Kodak will again be presenting a case for using Super-16 film for High Definition at NAB this year. From TV Technology, here’s the announcement.
16mm is hardly just for penny-pinching film students anymore. In fact, it hasn’t been for quite a while, especially since the advent of Super 16, which can achieve remarkable HD quality these days (as long as it provides that required 16:9 aspect ratio). Upgrades to Kodak’s Super 16mm film system–designed for HD and SD television–will be on display at the NAB show. The Kodak Vision2 HD System uses a new type of film with an advanced hybrid motion-imaging processing technology that takes advantage of proprietary Kodak coloring techniques.
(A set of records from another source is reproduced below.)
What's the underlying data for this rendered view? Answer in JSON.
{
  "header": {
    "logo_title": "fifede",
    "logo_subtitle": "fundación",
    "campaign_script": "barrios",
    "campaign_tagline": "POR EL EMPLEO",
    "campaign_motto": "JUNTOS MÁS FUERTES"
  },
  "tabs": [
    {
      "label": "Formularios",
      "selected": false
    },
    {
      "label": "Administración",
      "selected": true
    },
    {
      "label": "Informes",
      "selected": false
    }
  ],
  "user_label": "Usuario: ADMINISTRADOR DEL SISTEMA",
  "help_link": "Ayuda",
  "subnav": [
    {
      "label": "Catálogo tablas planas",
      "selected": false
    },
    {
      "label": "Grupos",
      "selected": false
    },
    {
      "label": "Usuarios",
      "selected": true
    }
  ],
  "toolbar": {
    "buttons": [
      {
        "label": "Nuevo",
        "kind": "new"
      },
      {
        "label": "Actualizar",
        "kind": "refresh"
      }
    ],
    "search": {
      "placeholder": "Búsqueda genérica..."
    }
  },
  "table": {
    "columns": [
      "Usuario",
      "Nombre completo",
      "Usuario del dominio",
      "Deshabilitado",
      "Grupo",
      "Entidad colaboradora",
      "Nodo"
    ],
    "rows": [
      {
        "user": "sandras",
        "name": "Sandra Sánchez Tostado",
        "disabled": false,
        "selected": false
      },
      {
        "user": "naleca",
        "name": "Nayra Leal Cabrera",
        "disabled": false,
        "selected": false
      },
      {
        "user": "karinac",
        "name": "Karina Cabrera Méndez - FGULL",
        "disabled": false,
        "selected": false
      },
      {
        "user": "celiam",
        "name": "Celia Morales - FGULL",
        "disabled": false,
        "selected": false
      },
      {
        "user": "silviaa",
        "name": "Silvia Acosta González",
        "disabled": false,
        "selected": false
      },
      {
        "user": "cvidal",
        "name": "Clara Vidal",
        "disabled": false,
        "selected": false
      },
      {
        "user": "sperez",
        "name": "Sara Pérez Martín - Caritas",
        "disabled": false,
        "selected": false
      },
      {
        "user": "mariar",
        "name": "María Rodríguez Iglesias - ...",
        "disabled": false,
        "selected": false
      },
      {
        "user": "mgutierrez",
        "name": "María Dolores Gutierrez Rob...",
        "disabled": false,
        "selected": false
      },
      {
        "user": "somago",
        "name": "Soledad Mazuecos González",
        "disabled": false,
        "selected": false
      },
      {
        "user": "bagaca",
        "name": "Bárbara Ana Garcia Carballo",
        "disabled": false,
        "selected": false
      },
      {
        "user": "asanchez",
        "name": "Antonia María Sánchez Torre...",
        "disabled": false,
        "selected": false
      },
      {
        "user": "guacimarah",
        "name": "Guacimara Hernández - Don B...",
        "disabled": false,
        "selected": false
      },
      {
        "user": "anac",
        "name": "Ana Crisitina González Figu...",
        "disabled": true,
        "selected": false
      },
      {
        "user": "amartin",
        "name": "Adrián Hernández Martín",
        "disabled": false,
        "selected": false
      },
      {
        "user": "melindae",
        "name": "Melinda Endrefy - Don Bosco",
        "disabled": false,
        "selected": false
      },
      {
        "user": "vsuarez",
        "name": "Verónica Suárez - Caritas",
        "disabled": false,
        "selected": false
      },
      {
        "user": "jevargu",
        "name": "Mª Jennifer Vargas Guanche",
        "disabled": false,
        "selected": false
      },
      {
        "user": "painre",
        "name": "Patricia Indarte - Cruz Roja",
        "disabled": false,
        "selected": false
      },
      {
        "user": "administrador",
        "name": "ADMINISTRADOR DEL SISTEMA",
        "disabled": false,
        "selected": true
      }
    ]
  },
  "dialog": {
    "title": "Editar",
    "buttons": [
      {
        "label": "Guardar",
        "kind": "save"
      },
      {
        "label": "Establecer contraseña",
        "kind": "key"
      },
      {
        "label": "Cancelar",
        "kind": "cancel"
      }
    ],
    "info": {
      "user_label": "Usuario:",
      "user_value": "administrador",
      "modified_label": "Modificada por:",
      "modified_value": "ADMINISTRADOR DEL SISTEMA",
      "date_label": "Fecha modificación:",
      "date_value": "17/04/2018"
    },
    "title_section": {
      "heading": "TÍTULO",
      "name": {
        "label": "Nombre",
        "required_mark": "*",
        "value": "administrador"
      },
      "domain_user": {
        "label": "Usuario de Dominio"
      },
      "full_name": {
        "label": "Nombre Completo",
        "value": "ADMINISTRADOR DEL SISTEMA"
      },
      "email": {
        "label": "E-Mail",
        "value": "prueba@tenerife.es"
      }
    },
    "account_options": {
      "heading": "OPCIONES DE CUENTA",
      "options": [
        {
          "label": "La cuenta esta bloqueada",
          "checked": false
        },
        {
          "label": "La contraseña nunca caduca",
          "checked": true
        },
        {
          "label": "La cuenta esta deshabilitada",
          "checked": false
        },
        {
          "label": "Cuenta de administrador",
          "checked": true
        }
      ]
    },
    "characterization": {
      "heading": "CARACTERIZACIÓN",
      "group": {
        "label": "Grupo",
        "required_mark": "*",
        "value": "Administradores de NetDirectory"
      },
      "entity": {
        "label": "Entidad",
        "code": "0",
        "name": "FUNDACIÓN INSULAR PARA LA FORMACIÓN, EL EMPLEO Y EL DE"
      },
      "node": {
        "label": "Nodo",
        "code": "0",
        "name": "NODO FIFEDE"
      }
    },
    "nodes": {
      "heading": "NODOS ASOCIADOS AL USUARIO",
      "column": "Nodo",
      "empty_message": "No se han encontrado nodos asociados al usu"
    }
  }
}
High-profile Kodak Super 16 HD motion pictures already aired have included “The Dale Earnhardt Story” last December on ESPN, and the mini-series “The Reagans” for CBS (which aired only on Showtime after a political firestorm over its portrayal of the former president).
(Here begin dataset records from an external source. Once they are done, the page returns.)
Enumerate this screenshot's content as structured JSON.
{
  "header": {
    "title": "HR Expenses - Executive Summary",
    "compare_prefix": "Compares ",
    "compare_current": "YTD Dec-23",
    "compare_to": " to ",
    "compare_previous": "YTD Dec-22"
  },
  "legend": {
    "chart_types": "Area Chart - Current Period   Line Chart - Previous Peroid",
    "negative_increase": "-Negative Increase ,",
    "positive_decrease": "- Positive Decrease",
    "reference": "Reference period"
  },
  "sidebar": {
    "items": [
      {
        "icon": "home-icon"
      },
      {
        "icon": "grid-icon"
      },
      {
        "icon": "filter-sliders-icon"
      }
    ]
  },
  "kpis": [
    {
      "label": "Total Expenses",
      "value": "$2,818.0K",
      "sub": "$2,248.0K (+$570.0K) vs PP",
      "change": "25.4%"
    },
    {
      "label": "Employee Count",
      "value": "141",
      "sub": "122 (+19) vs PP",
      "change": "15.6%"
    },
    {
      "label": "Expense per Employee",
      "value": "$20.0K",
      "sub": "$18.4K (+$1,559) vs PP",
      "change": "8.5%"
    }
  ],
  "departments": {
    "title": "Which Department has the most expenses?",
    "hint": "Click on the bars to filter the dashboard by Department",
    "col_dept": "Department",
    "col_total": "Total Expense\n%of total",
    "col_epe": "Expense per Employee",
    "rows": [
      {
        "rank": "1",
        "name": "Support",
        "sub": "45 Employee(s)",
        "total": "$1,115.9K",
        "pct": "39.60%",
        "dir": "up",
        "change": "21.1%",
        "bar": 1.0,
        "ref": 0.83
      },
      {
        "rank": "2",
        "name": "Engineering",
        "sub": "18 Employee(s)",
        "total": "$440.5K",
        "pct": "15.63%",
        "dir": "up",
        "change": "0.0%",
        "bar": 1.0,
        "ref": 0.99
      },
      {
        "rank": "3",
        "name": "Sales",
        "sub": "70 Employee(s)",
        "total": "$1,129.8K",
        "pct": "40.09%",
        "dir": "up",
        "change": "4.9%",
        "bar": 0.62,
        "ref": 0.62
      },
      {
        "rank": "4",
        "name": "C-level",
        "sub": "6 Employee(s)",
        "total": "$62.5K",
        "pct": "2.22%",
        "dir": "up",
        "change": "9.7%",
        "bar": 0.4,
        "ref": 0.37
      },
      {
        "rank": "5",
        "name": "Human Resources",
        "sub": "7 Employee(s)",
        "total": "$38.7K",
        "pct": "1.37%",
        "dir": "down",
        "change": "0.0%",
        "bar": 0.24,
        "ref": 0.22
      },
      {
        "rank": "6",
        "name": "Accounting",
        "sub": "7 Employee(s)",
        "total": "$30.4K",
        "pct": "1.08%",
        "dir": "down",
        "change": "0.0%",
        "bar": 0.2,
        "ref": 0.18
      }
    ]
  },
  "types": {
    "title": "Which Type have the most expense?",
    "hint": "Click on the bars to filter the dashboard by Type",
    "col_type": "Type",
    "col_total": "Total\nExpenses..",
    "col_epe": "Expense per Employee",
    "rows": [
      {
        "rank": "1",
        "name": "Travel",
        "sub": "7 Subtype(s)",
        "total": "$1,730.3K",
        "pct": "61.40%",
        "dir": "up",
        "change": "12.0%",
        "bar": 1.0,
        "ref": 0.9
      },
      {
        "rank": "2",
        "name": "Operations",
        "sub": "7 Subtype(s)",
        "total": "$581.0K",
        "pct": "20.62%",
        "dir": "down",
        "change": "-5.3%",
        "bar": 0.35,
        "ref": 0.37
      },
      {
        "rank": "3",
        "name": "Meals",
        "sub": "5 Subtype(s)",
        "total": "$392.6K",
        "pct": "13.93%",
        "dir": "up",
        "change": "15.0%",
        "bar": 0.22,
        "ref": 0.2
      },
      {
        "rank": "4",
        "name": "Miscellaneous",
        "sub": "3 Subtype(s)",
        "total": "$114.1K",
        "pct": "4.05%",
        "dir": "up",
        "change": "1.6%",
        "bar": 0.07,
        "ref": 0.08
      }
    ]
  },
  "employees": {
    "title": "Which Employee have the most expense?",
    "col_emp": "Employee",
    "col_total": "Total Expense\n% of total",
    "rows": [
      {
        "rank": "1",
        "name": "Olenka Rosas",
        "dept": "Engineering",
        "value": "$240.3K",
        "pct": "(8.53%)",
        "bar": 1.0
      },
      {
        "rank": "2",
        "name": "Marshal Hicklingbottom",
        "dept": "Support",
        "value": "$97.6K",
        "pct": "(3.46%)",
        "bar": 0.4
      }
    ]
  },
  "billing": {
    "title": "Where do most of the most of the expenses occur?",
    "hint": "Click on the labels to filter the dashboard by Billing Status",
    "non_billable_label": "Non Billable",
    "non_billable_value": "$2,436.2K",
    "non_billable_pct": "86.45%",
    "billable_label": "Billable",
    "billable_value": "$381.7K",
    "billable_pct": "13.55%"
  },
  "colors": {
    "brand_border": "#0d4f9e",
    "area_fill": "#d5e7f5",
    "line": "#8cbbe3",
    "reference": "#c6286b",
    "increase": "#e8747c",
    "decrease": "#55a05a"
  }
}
Kodak said its new HD-worthy film system is designed to take advantage of breakthroughs in emulsion and film scanning technologies, enabling cinematographers to maximize production values and the “superior quality of a film look” with the flexibility of using 16 mm cameras. The system combines the Kodak Vision2 HD Color Scan Film 7299 with Kodak’s HD Digital Processor, which is a post production tool used to adjust digital files of scanned film to imitate the imaging of any Kodak negative–including “film elements” of grain, contrast and colors.
It’s interesting to note that a number of filmmakers I know in New York have reported an upsurge of 16mm use. One thing that may account for this is while many filmmakers who shot their first features on DV want to move up to film, the portability you give up with 35mm (unless shooting with a Aaton 35-III) is a problem. Shooting in 16mm gives you small, mobile cameras that weight less than their HD counterparts (Panasonic’s Varicam and Sony’s Cine Alta) and with the new postproduction options, small 16mm or Super 16 cameras can provide you with spectacular images that only a few years ago required shooting in 35mm. Now you can get that quality in 16mm. It’s not just about cost: 16mm cameras are more portable, mobile, and downright more usable in many shooting situations. And with the ease of mixing film originated material, DV material, and HD material when editing with a master high definition format like DVCPROHD 720p at 24p on a Final Cut Pro system, one can really choose the right medium for different scenes. There’s no reason not to mix film and various video formats in one piece these days, and bringing everything together into a common format for final editing.